Thursday, 6 November 2008

Alan Sloman's Big Walk

A good title for today's post. As I explained on this post it was clear what this blog was all about and how subsequently it has evolved into the beast it is today.

My first proper 'Big Walk' was at the tender age of ten, when I clambered up Cadair Idris. Upon reaching the top I was encouraged to run the screes down to the lake seemingly thousands of dizzying feet below. I was just about the last boy to take the plunge as peering over the edge it looked impossibly steep and my vertigo / fear of heights kicked in massively.

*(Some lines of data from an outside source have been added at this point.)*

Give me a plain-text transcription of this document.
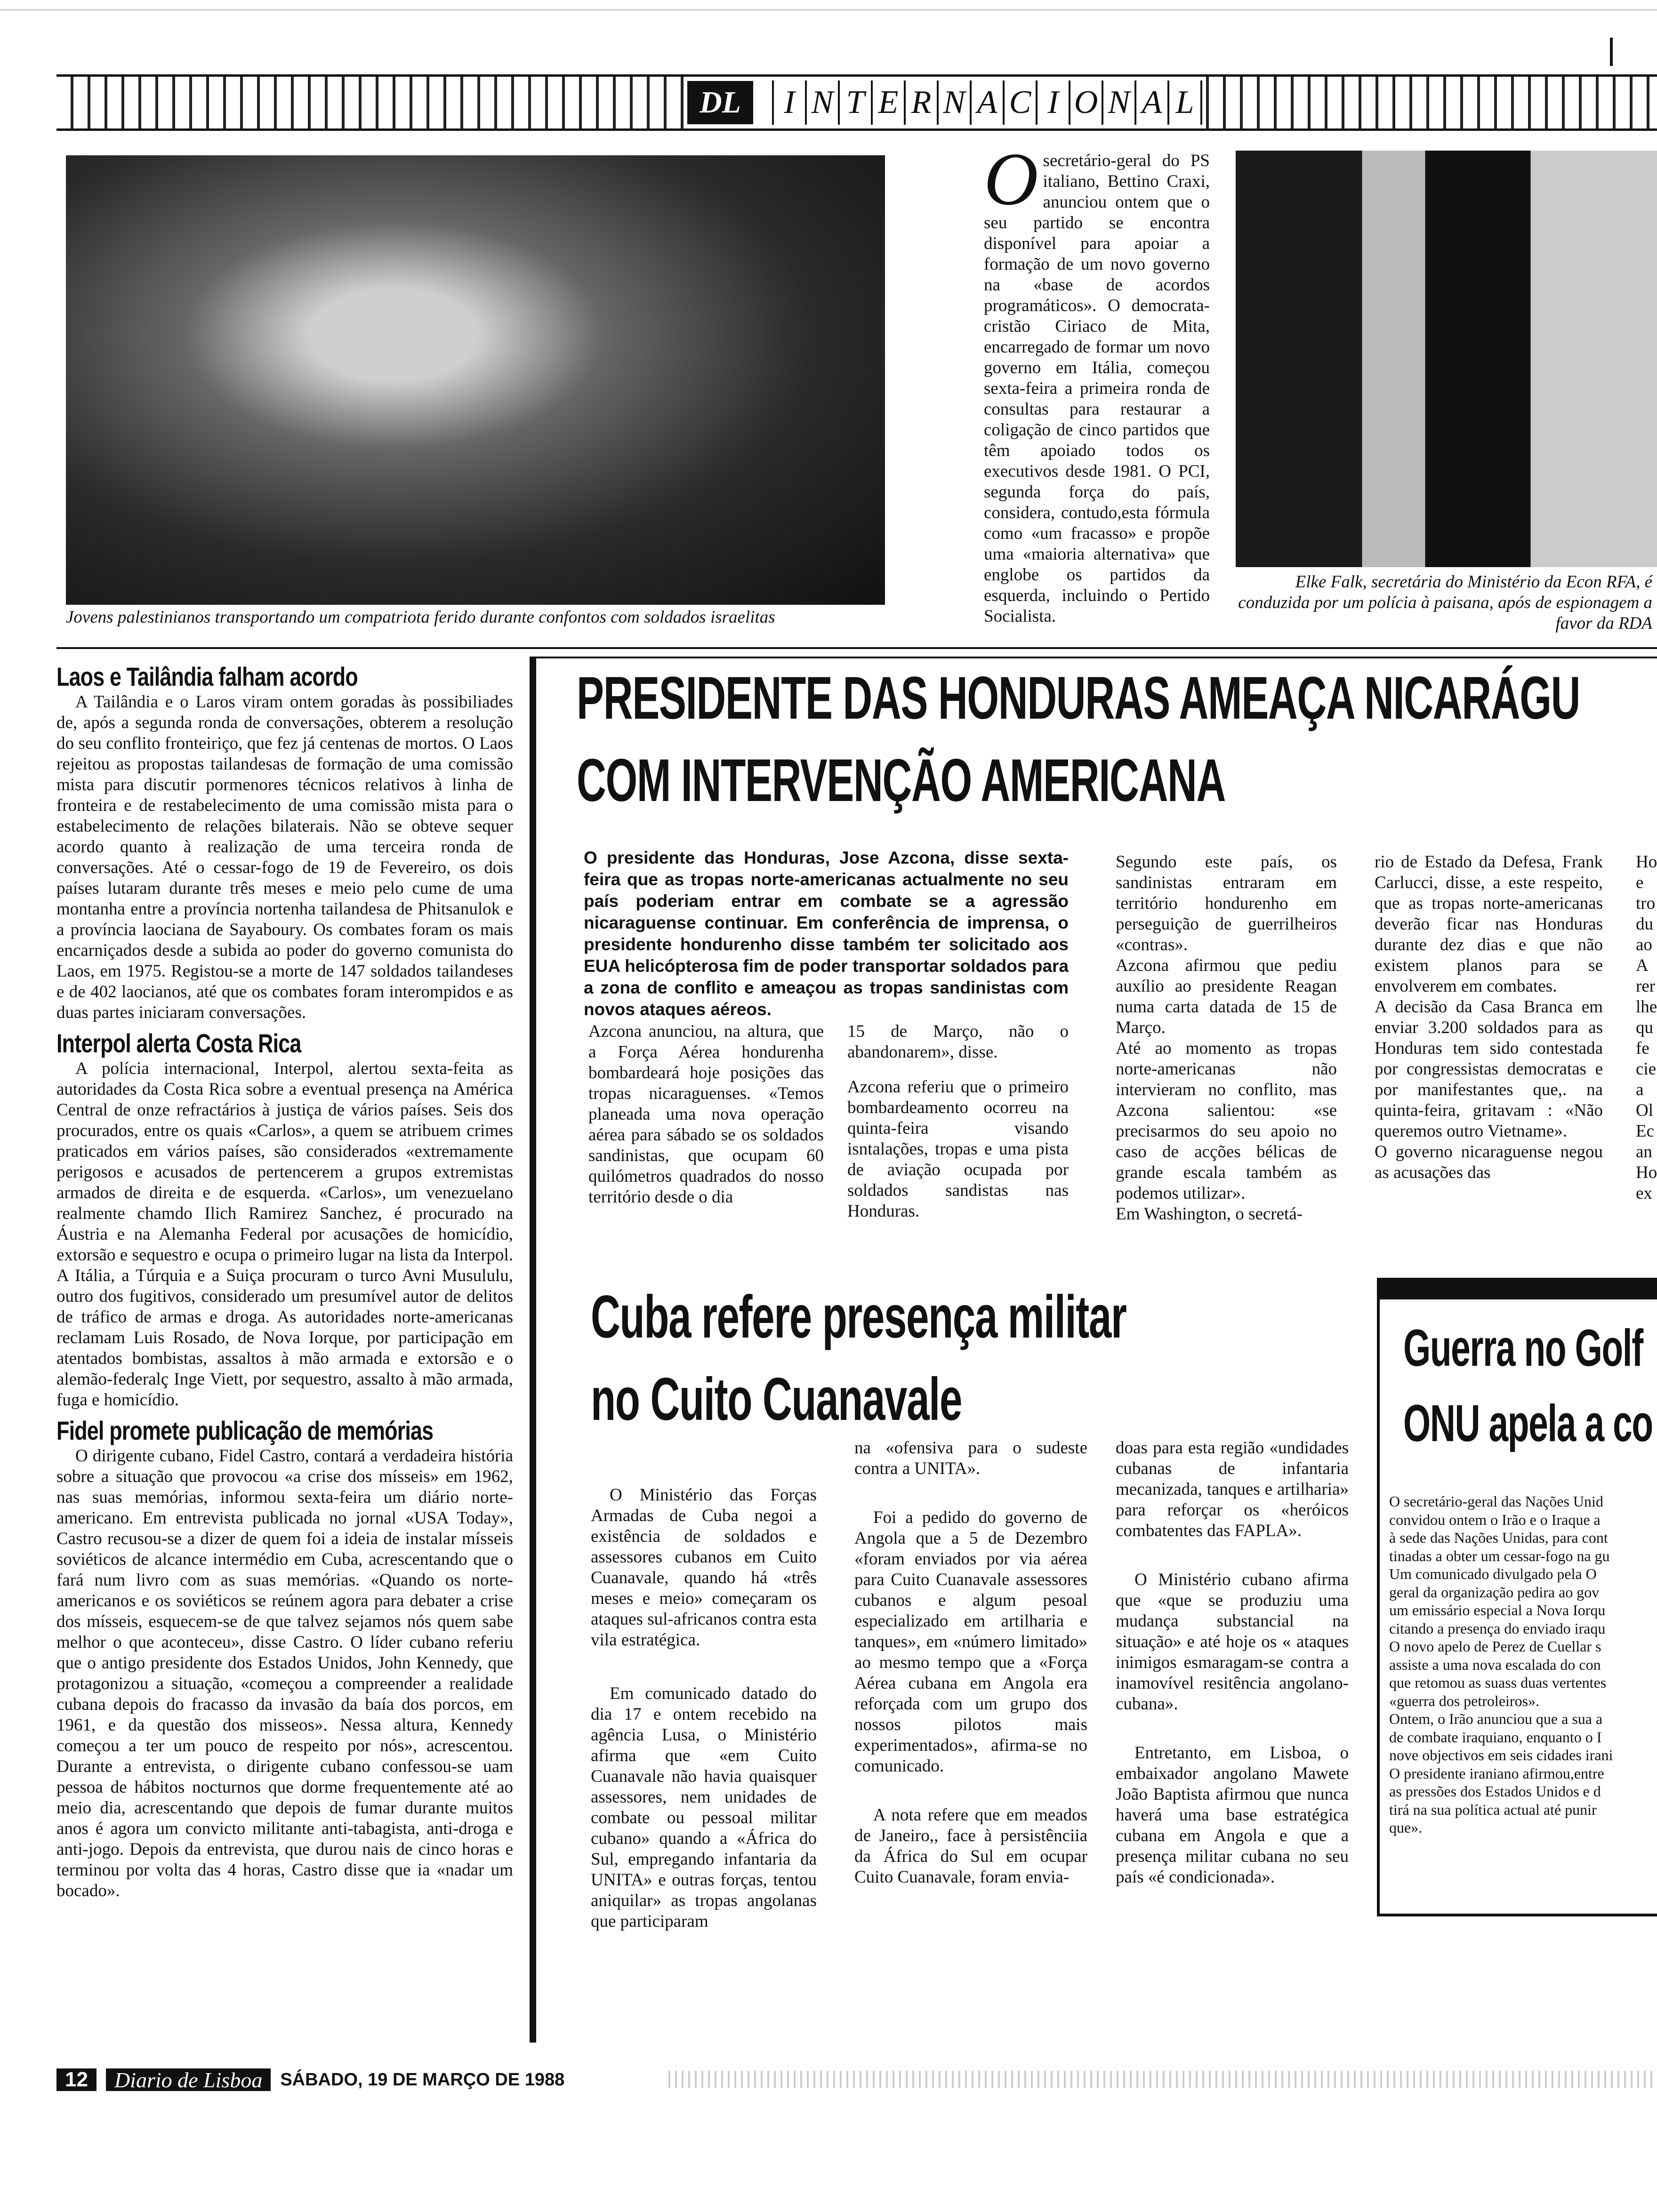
DL	I N T E R N A C I O N A L
Jovens palestinianos transportando um compatriota ferido durante confontos com soldados israelitas
Elke Falk, secretária do Ministério da Econ RFA, é conduzida por um polícia à paisana, após de espionagem a favor da RDA
O secretário-geral do PS italiano, Bettino Craxi, anunciou ontem que o seu partido se encontra disponível para apoiar a formação de um novo governo na «base de acordos programáticos». O democrata-cristão Ciriaco de Mita, encarregado de formar um novo governo em Itália, começou sexta-feira a primeira ronda de consultas para restaurar a coligação de cinco partidos que têm apoiado todos os executivos desde 1981. O PCI, segunda força do país, considera, contudo,esta fórmula como «um fracasso» e propõe uma «maioria alternativa» que englobe os partidos da esquerda, incluindo o Pertido Socialista.
Laos e Tailândia falham acordo
A Tailândia e o Laros viram ontem goradas às possibiliades de, após a segunda ronda de conversações, obterem a resolução do seu conflito fronteiriço, que fez já centenas de mortos. O Laos rejeitou as propostas tailandesas de formação de uma comissão mista para discutir pormenores técnicos relativos à linha de fronteira e de restabelecimento de uma comissão mista para o estabelecimento de relações bilaterais. Não se obteve sequer acordo quanto à realização de uma terceira ronda de conversações. Até o cessar-fogo de 19 de Fevereiro, os dois países lutaram durante três meses e meio pelo cume de uma montanha entre a província nortenha tailandesa de Phitsanulok e a província laociana de Sayaboury. Os combates foram os mais encarniçados desde a subida ao poder do governo comunista do Laos, em 1975. Registou-se a morte de 147 soldados tailandeses e de 402 laocianos, até que os combates foram interompidos e as duas partes iniciaram conversações.
Interpol alerta Costa Rica
A polícia internacional, Interpol, alertou sexta-feita as autoridades da Costa Rica sobre a eventual presença na América Central de onze refractários à justiça de vários países. Seis dos procurados, entre os quais «Carlos», a quem se atribuem crimes praticados em vários países, são considerados «extremamente perigosos e acusados de pertencerem a grupos extremistas armados de direita e de esquerda. «Carlos», um venezuelano realmente chamdo Ilich Ramirez Sanchez, é procurado na Áustria e na Alemanha Federal por acusações de homicídio, extorsão e sequestro e ocupa o primeiro lugar na lista da Interpol. A Itália, a Túrquia e a Suiça procuram o turco Avni Musululu, outro dos fugitivos, considerado um presumível autor de delitos de tráfico de armas e droga. As autoridades norte-americanas reclamam Luis Rosado, de Nova Iorque, por participação em atentados bombistas, assaltos à mão armada e extorsão e o alemão-federalç Inge Viett, por sequestro, assalto à mão armada, fuga e homicídio.
Fidel promete publicação de memórias
O dirigente cubano, Fidel Castro, contará a verdadeira história sobre a situação que provocou «a crise dos mísseis» em 1962, nas suas memórias, informou sexta-feira um diário norte-americano. Em entrevista publicada no jornal «USA Today», Castro recusou-se a dizer de quem foi a ideia de instalar mísseis soviéticos de alcance intermédio em Cuba, acrescentando que o fará num livro com as suas memórias. «Quando os norte-americanos e os soviéticos se reúnem agora para debater a crise dos mísseis, esquecem-se de que talvez sejamos nós quem sabe melhor o que aconteceu», disse Castro. O líder cubano referiu que o antigo presidente dos Estados Unidos, John Kennedy, que protagonizou a situação, «começou a compreender a realidade cubana depois do fracasso da invasão da baía dos porcos, em 1961, e da questão dos misseos». Nessa altura, Kennedy começou a ter um pouco de respeito por nós», acrescentou. Durante a entrevista, o dirigente cubano confessou-se uam pessoa de hábitos nocturnos que dorme frequentemente até ao meio dia, acrescentando que depois de fumar durante muitos anos é agora um convicto militante anti-tabagista, anti-droga e anti-jogo. Depois da entrevista, que durou nais de cinco horas e terminou por volta das 4 horas, Castro disse que ia «nadar um bocado».
PRESIDENTE DAS HONDURAS AMEAÇA NICARÁGU
COM INTERVENÇÃO AMERICANA
O presidente das Honduras, Jose Azcona, disse sexta-feira que as tropas norte-americanas actualmente no seu país poderiam entrar em combate se a agressão nicaraguense continuar. Em conferência de imprensa, o presidente hondurenho disse também ter solicitado aos EUA helicópterosa fim de poder transportar soldados para a zona de conflito e ameaçou as tropas sandinistas com novos ataques aéreos.
Azcona anunciou, na altura, que a Força Aérea hondurenha bombardeará hoje posições das tropas nicaraguenses. «Temos planeada uma nova operação aérea para sábado se os soldados sandinistas, que ocupam 60 quilómetros quadrados do nosso território desde o dia
15 de Março, não o abandonarem», disse.
Azcona referiu que o primeiro bombardeamento ocorreu na quinta-feira visando isntalações, tropas e uma pista de aviação ocupada por soldados sandistas nas Honduras.
Segundo este país, os sandinistas entraram em território hondurenho em perseguição de guerrilheiros «contras».
Azcona afirmou que pediu auxílio ao presidente Reagan numa carta datada de 15 de Março.
Até ao momento as tropas norte-americanas não intervieram no conflito, mas Azcona salientou: «se precisarmos do seu apoio no caso de acções bélicas de grande escala também as podemos utilizar».
Em Washington, o secretá-
rio de Estado da Defesa, Frank Carlucci, disse, a este respeito, que as tropas norte-americanas deverão ficar nas Honduras durante dez dias e que não existem planos para se envolverem em combates.
A decisão da Casa Branca em enviar 3.200 soldados para as Honduras tem sido contestada por congressistas democratas e por manifestantes que,. na quinta-feira, gritavam : «Não queremos outro Vietname».
O governo nicaraguense negou as acusações das
Ho
e
tro
du
ao
A
rer
lhe
qu
fe
cie
a
Ol
Ec
an
Ho
ex
Cuba refere presença militar
no Cuito Cuanavale
O Ministério das Forças Armadas de Cuba negoi a existência de soldados e assessores cubanos em Cuito Cuanavale, quando há «três meses e meio» começaram os ataques sul-africanos contra esta vila estratégica.
Em comunicado datado do dia 17 e ontem recebido na agência Lusa, o Ministério afirma que «em Cuito Cuanavale não havia quaisquer assessores, nem unidades de combate ou pessoal militar cubano» quando a «África do Sul, empregando infantaria da UNITA» e outras forças, tentou aniquilar» as tropas angolanas que participaram
na «ofensiva para o sudeste contra a UNITA».
Foi a pedido do governo de Angola que a 5 de Dezembro «foram enviados por via aérea para Cuito Cuanavale assessores cubanos e algum pesoal especializado em artilharia e tanques», em «número limitado» ao mesmo tempo que a «Força Aérea cubana em Angola era reforçada com um grupo dos nossos pilotos mais experimentados», afirma-se no comunicado.
A nota refere que em meados de Janeiro,, face à persistênciia da África do Sul em ocupar Cuito Cuanavale, foram envia-
doas para esta região «undidades cubanas de infantaria mecanizada, tanques e artilharia» para reforçar os «heróicos combatentes das FAPLA».
O Ministério cubano afirma que «que se produziu uma mudança substancial na situação» e até hoje os « ataques inimigos esmaragam-se contra a inamovível resitência angolano-cubana».
Entretanto, em Lisboa, o embaixador angolano Mawete João Baptista afirmou que nunca haverá uma base estratégica cubana em Angola e que a presença militar cubana no seu país «é condicionada».
Guerra no Golf
ONU apela a co
O secretário-geral das Nações Unid
convidou ontem o Irão e o Iraque a
à sede das Nações Unidas, para cont
tinadas a obter um cessar-fogo na gu
Um comunicado divulgado pela O
geral da organização pedira ao gov
um emissário especial a Nova Iorqu
citando a presença do enviado iraqu
O novo apelo de Perez de Cuellar s
assiste a uma nova escalada do con
que retomou as suass duas vertentes
«guerra dos petroleiros».
Ontem, o Irão anunciou que a sua a
de combate iraquiano, enquanto o I
nove objectivos em seis cidades irani
O presidente iraniano afirmou,entre
as pressões dos Estados Unidos e d
tirá na sua política actual até punir
que».
12	Diario de Lisboa	SÁBADO, 19 DE MARÇO DE 1988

It was a defining moment for me - I couldn't possibly lose face even though I was the youngest boy on the walk by a good few years. Within minutes I was down at the bottom by the lake and raring to have another go.

That was a massive life lesson and ever since then whenever I have been faced with dizzying uncertainty I think back to that little boy peering down over the edge of the abyss, terrified and the subsequent euphoria of having beaten back the terrors and not letting myself down.

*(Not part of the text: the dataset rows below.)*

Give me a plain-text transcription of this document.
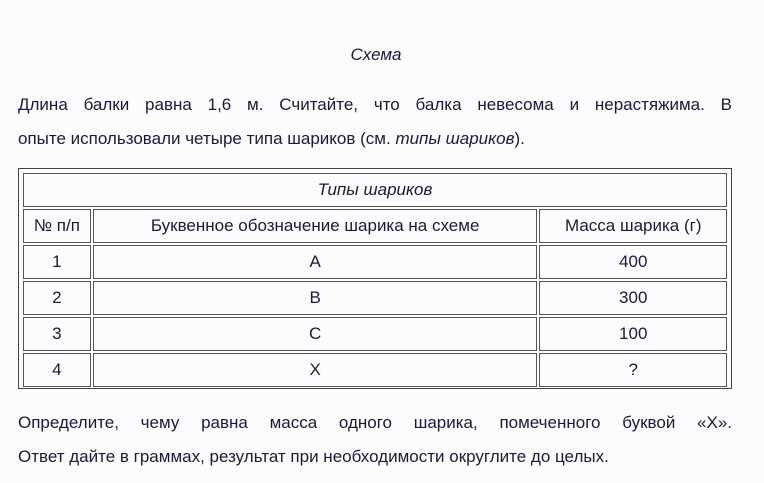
Схема
Длина балки равна 1,6 м. Считайте, что балка невесома и нерастяжима. В
опыте использовали четыре типа шариков (см. типы шариков).
Типы шариков		
№ п/п	Буквенное обозначение шарика на схеме	Масса шарика (г)
1	A	400
2	B	300
3	C	100
4	X	?
Определите, чему равна масса одного шарика, помеченного буквой «X».
Ответ дайте в граммах, результат при необходимости округлите до целых.
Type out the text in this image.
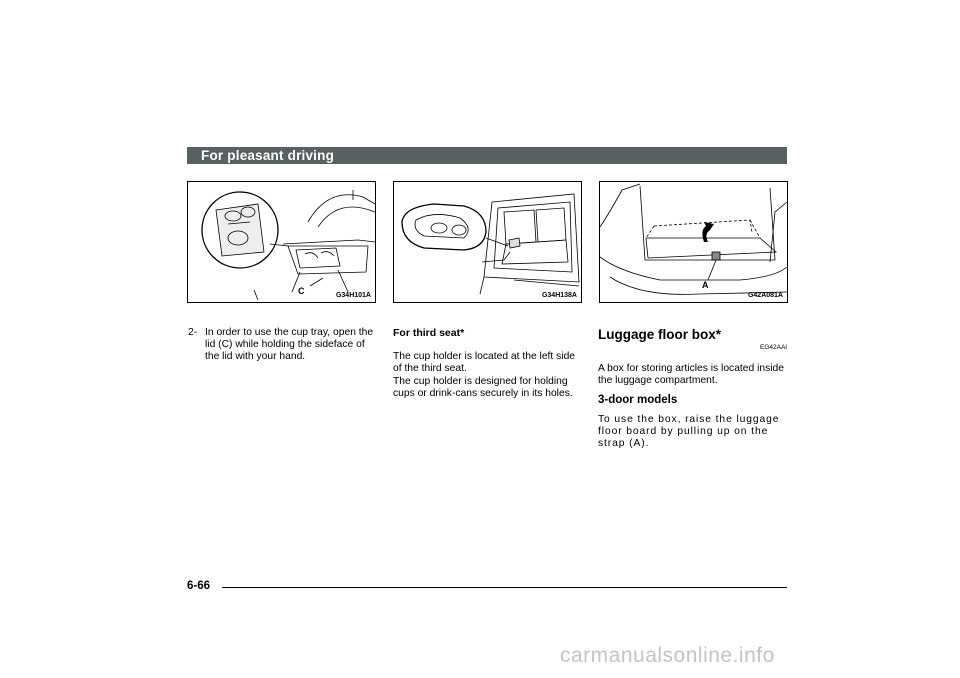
For pleasant driving
C	G34H101A	G34H138A
A
G42A081A
2- In order to use the cup tray, open the lid (C) while holding the sideface of the lid with your hand.
For third seat*
The cup holder is located at the left side of the third seat.
The cup holder is designed for holding cups or drink-cans securely in its holes.
Luggage floor box*
EG42AAI
A box for storing articles is located inside the luggage compartment.
3-door models
To use the box, raise the luggage floor board by pulling up on the strap (A).
6-66
carmanualsonline.info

It is amazing what can be achieved when every decision that is available to you all look equally bleak and hopeless. If you try hard enough, grit your teeth and get on with it, it is amazing how things can turn out.

So in a funny sort of way, the title of my blog: "Alan Sloman's Big Walk" is now perhaps more appropriate than ever. My personal life has suffered such a massive shock that only a week or so ago all the choices available were just so ghastly that I was once again that little boy, very alone and very frightened about what was happening to me.

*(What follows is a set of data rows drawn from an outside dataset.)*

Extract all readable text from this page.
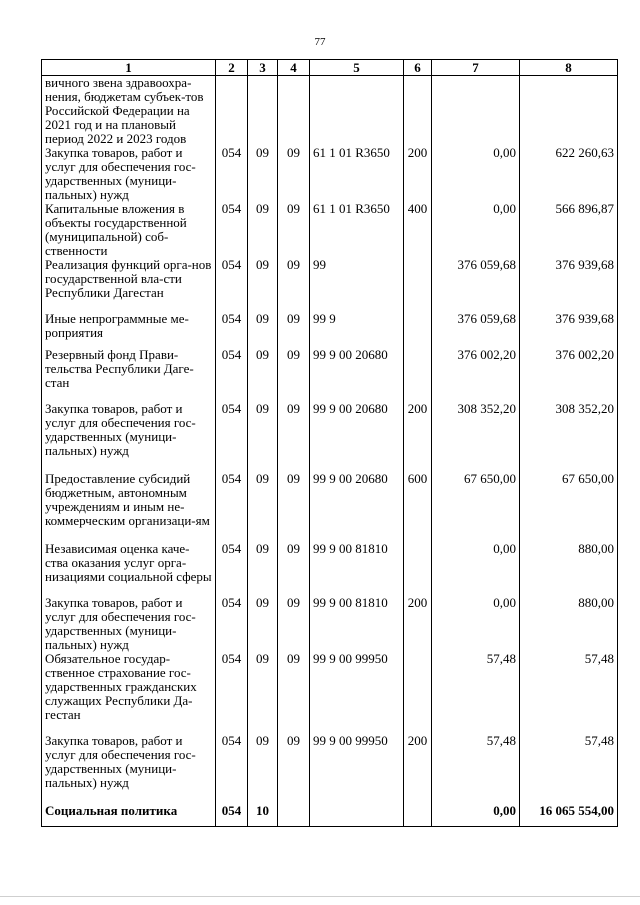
77
1	2	3	4	5	6	7	8
вичного звена здравоохра-нения, бюджетам субъек-тов Российской Федерации на 2021 год и на плановый период 2022 и 2023 годов							
Закупка товаров, работ и услуг для обеспечения гос-ударственных (муници-пальных) нужд	054	09	09	61 1 01 R3650	200	0,00	622 260,63
Капитальные вложения в объекты государственной (муниципальной) соб-ственности	054	09	09	61 1 01 R3650	400	0,00	566 896,87
Реализация функций орга-нов государственной вла-сти Республики Дагестан	054	09	09	99		376 059,68	376 939,68
Иные непрограммные ме-роприятия	054	09	09	99 9		376 059,68	376 939,68
Резервный фонд Прави-тельства Республики Даге-стан	054	09	09	99 9 00 20680		376 002,20	376 002,20
Закупка товаров, работ и услуг для обеспечения гос-ударственных (муници-пальных) нужд	054	09	09	99 9 00 20680	200	308 352,20	308 352,20
Предоставление субсидий бюджетным, автономным учреждениям и иным не-коммерческим организаци-ям	054	09	09	99 9 00 20680	600	67 650,00	67 650,00
Независимая оценка каче-ства оказания услуг орга-низациями социальной сферы	054	09	09	99 9 00 81810		0,00	880,00
Закупка товаров, работ и услуг для обеспечения гос-ударственных (муници-пальных) нужд	054	09	09	99 9 00 81810	200	0,00	880,00
Обязательное государ-ственное страхование гос-ударственных гражданских служащих Республики Да-гестан	054	09	09	99 9 00 99950		57,48	57,48
Закупка товаров, работ и услуг для обеспечения гос-ударственных (муници-пальных) нужд	054	09	09	99 9 00 99950	200	57,48	57,48
Социальная политика	054	10				0,00	16 065 554,00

I am now on a Very Big Walk Indeed (and the capitals are important here!) and have started to take the first tentative steps down that massive scree run.

Wish me luck, eh?


  1. Keep on walking, Alan, but wear a sound pair of boots; remember...Semper in excrementum ergo, solum profundum est qui veriat'
    Good luck!

  2. I can understand your feelings Alan but if you could overcome your fear of the Foxes Path at that age, you have nothing to fear for the future!

  3. While we can empathise, we can't fully understand your pain. Be assured though, there are people who care for you even though we may not have met you. Hopefully you can take some solace from that. You are not alone.


  4. Back in '97 I took a sort of 'discover yourself' course and I had to take something with me that was dear to me. I showed the others my Scarpa's and they asked why I had chosen my boots. They symbolized my discovery of Scotland and it's mountains and my discovery of going abroad on my own. A major step for me. It gave me confidence and a few months later I met my wife. I've been coming to Scotland since on a regular basis and even did The Challenge. An achievement that would never have been possible if it weren't for that first pair of boots.


  5. Thinking of you, Alan. And if you wake up one morning and want a change of scenery 4500 miles SW of you, just say when.